Niagara Health nurse designs a symbol to help comfort our palliative patients and their families
It started with feedback from a patient’s family. Cardiology staff at Niagara Health’s St. Catharines Site were told the care they had provided was exceptional, however, the family noted there were times at their loved one’s end of life when the hallways in the unit were noisy.
Toni Rogers, Niagara Health Cardiology Program Clinical Manager, brought the concern to her team. She asked them to think about a symbol they could put on a palliative patient’s door to make visitors and staff aware they should make an extra effort to be quiet.
The call to action resonated with registered practical nurse Mark Plantinga.
“The ways we can make care as comfortable as possible is something we’re always trying to be cognisant of, especially in palliative situations,” says Mr. Plantinga. “I started brainstorming some ideas that could highlight those rooms that captured the components of care we really try to strive for.”
On his own time, Mr. Plantinga designed an emblem with a heart at the centre hovering above an outreached hand, symbolising the fragility of life and the compassion of direct and indirect touch when caring for a patient. Mr. Plantinga says the symbol represents how any single person can make a difference for our patients.
“We just have to take that extra bit of courtesy when we’re near that room to quiet down to make it as comfortable as possible for them,” says Mr. Plantinga. “I believe this symbol for palliative patients reminds us of how we need to be all the time for everyone.”

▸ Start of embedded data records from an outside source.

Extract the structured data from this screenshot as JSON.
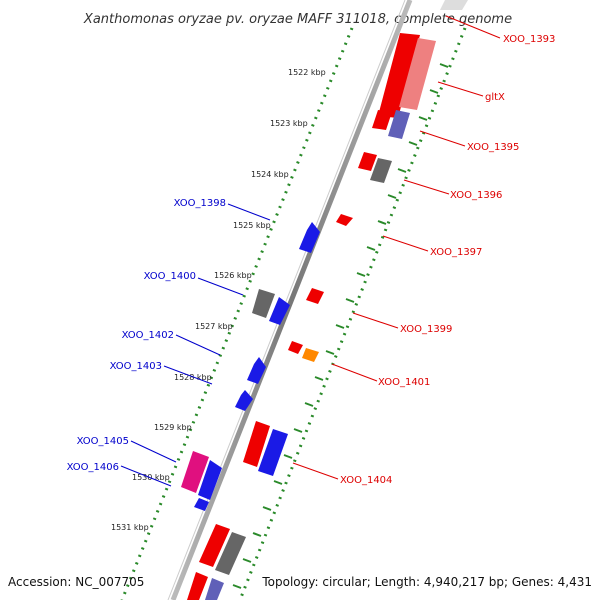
{
  "title": "Xanthomonas oryzae pv. oryzae MAFF 311018, complete genome",
  "footer": {
    "accession": "Accession: NC_007705",
    "topology": "Topology: circular; Length: 4,940,217 bp; Genes: 4,431"
  },
  "ticks": [
    "1522 kbp",
    "1523 kbp",
    "1524 kbp",
    "1525 kbp",
    "1526 kbp",
    "1527 kbp",
    "1528 kbp",
    "1529 kbp",
    "1530 kbp",
    "1531 kbp"
  ],
  "genes": {
    "forward": [
      "XOO_1393",
      "gltX",
      "XOO_1395",
      "XOO_1396",
      "XOO_1397",
      "XOO_1399",
      "XOO_1401",
      "XOO_1404"
    ],
    "reverse": [
      "XOO_1398",
      "XOO_1400",
      "XOO_1402",
      "XOO_1403",
      "XOO_1405",
      "XOO_1406"
    ]
  },
  "colors": {
    "forward_label": "#dd0000",
    "reverse_label": "#0000cc",
    "forward_gene": "#ee0000",
    "reverse_gene": "#1a1ae6",
    "pseudo_gene": "#666666",
    "rna_gene": "#ff8800",
    "pink_gene": "#e0107f",
    "tick_dots": "#2a8a2a",
    "backbone": "#888888"
  }
}
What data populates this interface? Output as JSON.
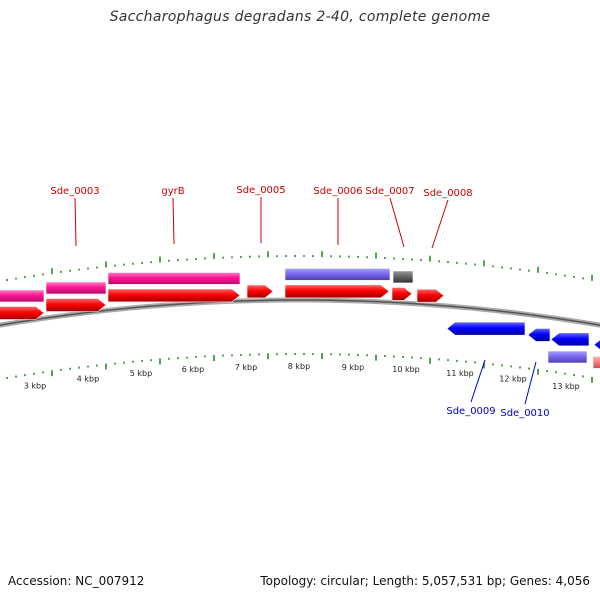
{
  "title": "Saccharophagus degradans 2-40, complete genome",
  "footer": {
    "accession_text": "Accession: NC_007912",
    "summary_text": "Topology: circular; Length: 5,057,531 bp; Genes: 4,056"
  },
  "colors": {
    "cds_forward": "#ff0000",
    "cds_reverse": "#0000ff",
    "gene_forward": "#ff1493",
    "gene_alt": "#7b68ee",
    "gene_grey": "#666666",
    "gene_reverse_light": "#ff8080",
    "tick": "#2e8b2e",
    "backbone": "#808080",
    "label_forward": "#cc0000",
    "label_reverse": "#0000cc"
  },
  "gene_labels": [
    {
      "text": "Sde_0003",
      "strand": "forward"
    },
    {
      "text": "gyrB",
      "strand": "forward"
    },
    {
      "text": "Sde_0005",
      "strand": "forward"
    },
    {
      "text": "Sde_0006",
      "strand": "forward"
    },
    {
      "text": "Sde_0007",
      "strand": "forward"
    },
    {
      "text": "Sde_0008",
      "strand": "forward"
    },
    {
      "text": "Sde_0009",
      "strand": "reverse"
    },
    {
      "text": "Sde_0010",
      "strand": "reverse"
    }
  ],
  "kbp_labels": [
    "3 kbp",
    "4 kbp",
    "5 kbp",
    "6 kbp",
    "7 kbp",
    "8 kbp",
    "9 kbp",
    "10 kbp",
    "11 kbp",
    "12 kbp",
    "13 kbp"
  ]
}
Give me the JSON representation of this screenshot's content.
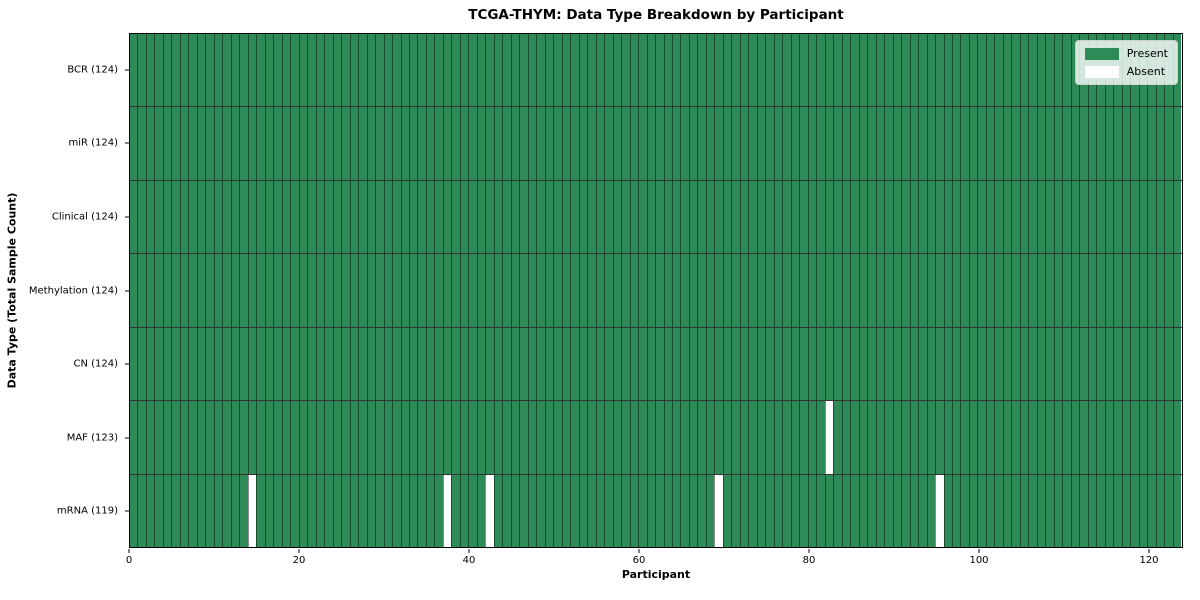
{
  "chart_data": {
    "type": "heatmap",
    "title": "TCGA-THYM: Data Type Breakdown by Participant",
    "xlabel": "Participant",
    "ylabel": "Data Type (Total Sample Count)",
    "n_participants": 124,
    "x_ticks": [
      0,
      20,
      40,
      60,
      80,
      100,
      120
    ],
    "x_range": [
      0,
      124
    ],
    "grid": "cell-borders",
    "legend_position": "upper right",
    "rows": [
      {
        "label": "BCR (124)",
        "data_type": "BCR",
        "present_count": 124,
        "absent_participants": []
      },
      {
        "label": "miR (124)",
        "data_type": "miR",
        "present_count": 124,
        "absent_participants": []
      },
      {
        "label": "Clinical (124)",
        "data_type": "Clinical",
        "present_count": 124,
        "absent_participants": []
      },
      {
        "label": "Methylation (124)",
        "data_type": "Methylation",
        "present_count": 124,
        "absent_participants": []
      },
      {
        "label": "CN (124)",
        "data_type": "CN",
        "present_count": 124,
        "absent_participants": []
      },
      {
        "label": "MAF (123)",
        "data_type": "MAF",
        "present_count": 123,
        "absent_participants": [
          82
        ]
      },
      {
        "label": "mRNA (119)",
        "data_type": "mRNA",
        "present_count": 119,
        "absent_participants": [
          14,
          37,
          42,
          69,
          95
        ]
      }
    ],
    "legend": [
      {
        "label": "Present",
        "color": "#2e8b57"
      },
      {
        "label": "Absent",
        "color": "#ffffff"
      }
    ],
    "colors": {
      "present": "#2e8b57",
      "absent": "#ffffff",
      "cell_border": "rgba(0,0,0,0.45)",
      "row_separator": "rgba(0,0,0,0.8)",
      "plot_border": "#000000",
      "text": "#000000"
    }
  }
}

“I’m so proud and overwhelmed by Mark’s response,” says Ms. Rogers. “He took the idea and he really put the heart and the emotion behind it.”
Mr. Plantinga says it is difficult for anyone to deal with the end of a life and saw this project as an opportunity to make an improvement in the way we approach palliative individuals and their families. Eventually, the symbol will be used across all Niagara Health sites as a respectful way to highlight palliative patient rooms.